Fort Hood gunman sought mental help
FORT HOOD, Texas — An Iraq War veteran being treated for mental illness was the gunman who opened fire at Fort Hood, killing three people and wounding 16 others before committing suicide, in an attack on the same Texas military base where more than a dozen people were slain in 2009, authorities said.
Within hours of the Wednesday attack, investigators started looking into whether the man’s combat experience had caused lingering psychological trauma. Fort Hood’s senior officer, Lt. Gen. Mark Milley, said the gunman had sought help for depression, anxiety and other problems.
Among the possibilities investigators planned to explore was whether a fight or argument on the base triggered the attack.
“We have to find all those witnesses, the witnesses to every one of those shootings, and find out what his actions were, and what was said to the victims,” said a federal law enforcement official who spoke on condition of anonymity, because he was not authorized to discuss the case by name.
The official said authorities would begin by speaking with the man’s wife, and expected to search his home and any computers he owned.
The shooter was identified as Ivan Lopez by Texas Rep. Michael McCaul, chairman of the House Homeland Security Committee. But the congressman offered no other details, and the military declined to identify the gunman until his family members had been notified.
Lopez apparently walked into a building Wednesday afternoon and began firing a .45-caliber semi-automatic pistol. He then got into a vehicle and continued firing before entering another building, but he was eventually confronted by military police in a parking lot, according to Milley, senior officer on the base.
As he came within 20 feet of an officer, the gunman put his hands up but then reached under his jacket and pulled out his gun. The officer drew her own weapon, and the suspect put his gun to his head and pulled the trigger a final time, Milley said.
The gunman, who served in Iraq for four months in 2011, had been undergoing an assessment before the attack to determine if he had post-traumatic stress disorder, Milley said.
He arrived at Fort Hood in February from another base in Texas. He was taking medication, and there were reports that he had complained after returning from Iraq about suffering a traumatic brain injury, Milley said. The commander did not elaborate.
The gunman was never wounded in action, according to military records, and there was no indication the attack was related to terrorism, Milley said. His weapon had been recently purchased in the local area and was not registered to be on the base, Milley said.
Those injured were taken to the base hospital and other local hospitals. At least three of the nine patients at Scott & White Memorial Hospital in Temple were listed in critical condition.
Wednesday’s attack immediately revived memories of the 2009 shooting rampage on Fort Hood, the deadliest attack on a domestic military installation in U.S. history. Thirteen people were killed and more than 30 were wounded.

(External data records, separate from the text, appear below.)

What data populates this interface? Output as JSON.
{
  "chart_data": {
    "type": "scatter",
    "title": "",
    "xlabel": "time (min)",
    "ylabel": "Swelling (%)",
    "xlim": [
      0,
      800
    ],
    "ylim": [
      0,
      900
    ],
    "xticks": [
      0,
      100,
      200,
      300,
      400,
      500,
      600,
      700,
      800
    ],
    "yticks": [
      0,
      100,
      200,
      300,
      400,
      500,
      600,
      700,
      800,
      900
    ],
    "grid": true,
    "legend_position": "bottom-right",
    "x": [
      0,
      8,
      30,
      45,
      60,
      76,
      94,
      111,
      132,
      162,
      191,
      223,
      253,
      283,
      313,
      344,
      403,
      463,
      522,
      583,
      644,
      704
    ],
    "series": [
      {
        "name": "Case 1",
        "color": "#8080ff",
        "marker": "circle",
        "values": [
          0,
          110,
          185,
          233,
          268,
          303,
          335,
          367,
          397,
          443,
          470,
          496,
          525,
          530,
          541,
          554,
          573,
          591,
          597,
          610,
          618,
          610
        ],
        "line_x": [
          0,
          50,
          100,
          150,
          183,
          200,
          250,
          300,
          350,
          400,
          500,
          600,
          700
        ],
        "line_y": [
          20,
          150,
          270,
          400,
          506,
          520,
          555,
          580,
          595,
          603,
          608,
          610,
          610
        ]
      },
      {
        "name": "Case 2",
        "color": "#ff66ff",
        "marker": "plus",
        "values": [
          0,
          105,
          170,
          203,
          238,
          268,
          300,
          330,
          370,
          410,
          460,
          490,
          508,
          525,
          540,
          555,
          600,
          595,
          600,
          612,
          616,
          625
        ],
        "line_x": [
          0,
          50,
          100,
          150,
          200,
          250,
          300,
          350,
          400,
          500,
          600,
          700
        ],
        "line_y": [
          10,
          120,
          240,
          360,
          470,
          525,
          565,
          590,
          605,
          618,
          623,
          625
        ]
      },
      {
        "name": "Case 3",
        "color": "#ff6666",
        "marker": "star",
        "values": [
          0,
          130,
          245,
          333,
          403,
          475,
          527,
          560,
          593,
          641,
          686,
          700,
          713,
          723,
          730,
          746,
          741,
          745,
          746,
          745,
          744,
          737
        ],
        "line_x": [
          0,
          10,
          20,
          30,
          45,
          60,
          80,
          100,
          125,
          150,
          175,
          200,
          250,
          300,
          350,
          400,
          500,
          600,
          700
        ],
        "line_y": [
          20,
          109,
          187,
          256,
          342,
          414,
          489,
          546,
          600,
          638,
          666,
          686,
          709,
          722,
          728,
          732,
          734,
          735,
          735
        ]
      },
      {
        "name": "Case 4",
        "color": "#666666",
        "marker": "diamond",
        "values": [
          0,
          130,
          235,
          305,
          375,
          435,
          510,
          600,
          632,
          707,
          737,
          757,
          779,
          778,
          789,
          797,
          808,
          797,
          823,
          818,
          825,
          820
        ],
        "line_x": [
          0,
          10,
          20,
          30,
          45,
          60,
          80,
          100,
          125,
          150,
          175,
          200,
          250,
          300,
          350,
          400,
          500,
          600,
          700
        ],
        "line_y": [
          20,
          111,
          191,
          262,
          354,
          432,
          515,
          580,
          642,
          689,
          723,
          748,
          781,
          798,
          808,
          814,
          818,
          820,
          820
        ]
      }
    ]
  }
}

Until an all-clear siren sounded hours after Wednesday’s shooting began, relatives of soldiers waited anxiously for news about their loved ones.
“The last two hours have been the most nerve-wracking I’ve ever felt,” said Tayra DeHart, 33, who had earlier heard from her husband that he was safe but was waiting to hear from him again.
Brooke Conover, whose husband was on base at the time of the shooting, said she found out about it while checking Facebook. She immediately called her husband, Staff Sgt. Sean Conover.
“I just want him to come home,” she said.